The California Senate last week passed a bill to curb surprise out-of-network medical bills.
The bill would require insurers to reimburse out-of-network doctors and health providers at the same rate as what they pay in-network providers, or at a level of 125 percent of what Medicare reimburses, whichever is greater, according to the legislation.
Out-of-network providers and physicians would be required to accept the lower payment.
[Also: Hospital surprise bill legislation aims to end sticker shock for observation care]
Physicians and providers would be able to take claim disputes to an independent dispute resolution process, established under the bill.
Democratic Gov. Jerry Brown is expected to sign the bill into law.
The legislation would require hospitals in the state to notify patients when they are receiving observation care beginning Jan. 1, 2017 so that they know if they will be covered or charged an out-of-network rate, according to published sources.It permits the bundling of claims submitted to the same health plan or health insurer for the same or similar services by the same non-contracting health professional, according to the legislation.

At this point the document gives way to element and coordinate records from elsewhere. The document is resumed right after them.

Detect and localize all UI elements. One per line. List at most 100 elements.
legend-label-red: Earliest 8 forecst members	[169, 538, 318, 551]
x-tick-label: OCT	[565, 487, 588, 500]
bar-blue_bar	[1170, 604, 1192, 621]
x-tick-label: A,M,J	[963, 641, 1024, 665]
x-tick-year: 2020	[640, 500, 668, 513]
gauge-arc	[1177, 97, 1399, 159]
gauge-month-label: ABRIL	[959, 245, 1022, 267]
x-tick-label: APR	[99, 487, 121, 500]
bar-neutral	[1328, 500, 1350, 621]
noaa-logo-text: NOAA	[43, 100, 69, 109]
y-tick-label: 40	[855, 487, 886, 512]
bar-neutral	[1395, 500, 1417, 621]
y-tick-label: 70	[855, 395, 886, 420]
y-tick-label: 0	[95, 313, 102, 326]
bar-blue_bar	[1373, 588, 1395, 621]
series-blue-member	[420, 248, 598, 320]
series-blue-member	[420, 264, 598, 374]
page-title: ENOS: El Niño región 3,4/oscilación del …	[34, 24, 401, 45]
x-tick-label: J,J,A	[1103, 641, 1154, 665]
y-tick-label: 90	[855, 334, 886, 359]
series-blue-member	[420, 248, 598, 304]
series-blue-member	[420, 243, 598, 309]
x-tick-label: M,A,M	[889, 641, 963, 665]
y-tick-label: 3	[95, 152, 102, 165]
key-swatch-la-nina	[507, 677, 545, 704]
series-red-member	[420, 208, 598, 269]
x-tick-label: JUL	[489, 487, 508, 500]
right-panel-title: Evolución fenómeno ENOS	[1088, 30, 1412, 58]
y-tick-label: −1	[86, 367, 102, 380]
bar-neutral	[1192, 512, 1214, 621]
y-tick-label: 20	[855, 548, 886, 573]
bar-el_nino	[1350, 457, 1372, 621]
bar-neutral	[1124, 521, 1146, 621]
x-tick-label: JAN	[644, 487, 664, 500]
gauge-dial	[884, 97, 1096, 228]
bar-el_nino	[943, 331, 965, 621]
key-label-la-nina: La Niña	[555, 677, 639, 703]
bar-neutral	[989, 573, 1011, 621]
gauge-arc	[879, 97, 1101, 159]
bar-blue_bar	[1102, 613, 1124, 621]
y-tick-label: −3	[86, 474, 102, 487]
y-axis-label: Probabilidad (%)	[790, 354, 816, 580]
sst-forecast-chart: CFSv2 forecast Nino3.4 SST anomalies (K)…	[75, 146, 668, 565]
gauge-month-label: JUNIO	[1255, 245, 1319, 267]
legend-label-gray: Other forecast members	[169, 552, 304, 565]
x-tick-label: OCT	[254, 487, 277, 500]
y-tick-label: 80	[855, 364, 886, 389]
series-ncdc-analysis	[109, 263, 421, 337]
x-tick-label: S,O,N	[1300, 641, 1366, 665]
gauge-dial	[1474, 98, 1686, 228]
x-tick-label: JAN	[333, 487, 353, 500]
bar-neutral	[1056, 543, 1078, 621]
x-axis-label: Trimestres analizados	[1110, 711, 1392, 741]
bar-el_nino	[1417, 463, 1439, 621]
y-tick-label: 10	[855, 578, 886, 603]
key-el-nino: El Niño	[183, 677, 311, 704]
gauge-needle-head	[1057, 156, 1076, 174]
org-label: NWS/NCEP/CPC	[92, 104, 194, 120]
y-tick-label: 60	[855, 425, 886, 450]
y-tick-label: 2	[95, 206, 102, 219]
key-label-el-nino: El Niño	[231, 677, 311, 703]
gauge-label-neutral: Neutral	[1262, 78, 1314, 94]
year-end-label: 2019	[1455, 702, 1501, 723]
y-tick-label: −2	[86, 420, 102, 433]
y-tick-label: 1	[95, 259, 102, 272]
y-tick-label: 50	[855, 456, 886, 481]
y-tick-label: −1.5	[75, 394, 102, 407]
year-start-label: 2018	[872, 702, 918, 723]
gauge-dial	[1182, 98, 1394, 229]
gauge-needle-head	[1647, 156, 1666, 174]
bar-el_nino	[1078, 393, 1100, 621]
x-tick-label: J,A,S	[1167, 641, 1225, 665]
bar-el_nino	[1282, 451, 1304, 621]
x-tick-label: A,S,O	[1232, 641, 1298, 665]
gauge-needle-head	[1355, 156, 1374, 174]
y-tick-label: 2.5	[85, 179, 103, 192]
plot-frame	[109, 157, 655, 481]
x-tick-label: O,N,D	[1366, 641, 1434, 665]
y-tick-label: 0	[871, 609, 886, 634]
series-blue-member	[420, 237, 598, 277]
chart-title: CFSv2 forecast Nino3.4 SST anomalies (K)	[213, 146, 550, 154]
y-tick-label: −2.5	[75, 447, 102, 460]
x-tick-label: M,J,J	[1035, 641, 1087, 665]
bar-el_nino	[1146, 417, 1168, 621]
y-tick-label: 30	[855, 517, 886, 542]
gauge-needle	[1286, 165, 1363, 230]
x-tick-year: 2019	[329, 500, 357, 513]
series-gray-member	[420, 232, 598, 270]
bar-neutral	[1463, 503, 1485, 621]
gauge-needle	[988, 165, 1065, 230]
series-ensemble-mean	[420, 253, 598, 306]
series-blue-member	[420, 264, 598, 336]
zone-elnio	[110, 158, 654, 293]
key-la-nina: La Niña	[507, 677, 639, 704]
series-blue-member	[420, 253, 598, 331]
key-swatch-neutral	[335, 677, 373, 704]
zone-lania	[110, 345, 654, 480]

Most surprise medical bills, in which a patient inadvertently receives services from an out-of-network provider, are due to emergency care.
California already bars billing patients for emergency care not covered by their insurers.
[Also: New York's 'no-surprises' law takes hold to end balance billing]
The bill is aimed at non-emergency services given by out-of-network providers to patients who may not know that the physicians are not included in their health plan network.
Patients usually choose a primary care provider that's in-network. Surprise medical bills, which a patient has to pay out-of-pocket, are more commonly seen from a visit to a radiologist, anesthesiologist, pathologist or other specialist.
The bill comes at a time when the popularity of narrow-network plans has risen in an attempt to stabilize premium costs.
However, some physicians have opted against joining narrow networks, mainly due to disputes over lower reimbursement rates.
Nearly 7 out of 10 individuals with unaffordable out-of-network medical bills did not know the healthcare provider was not in their plan's network, according to a Kaiser Family Foundation survey published earlier this year.
New York and Florida have enacted similar laws, while Georgia and other states are considering legislation.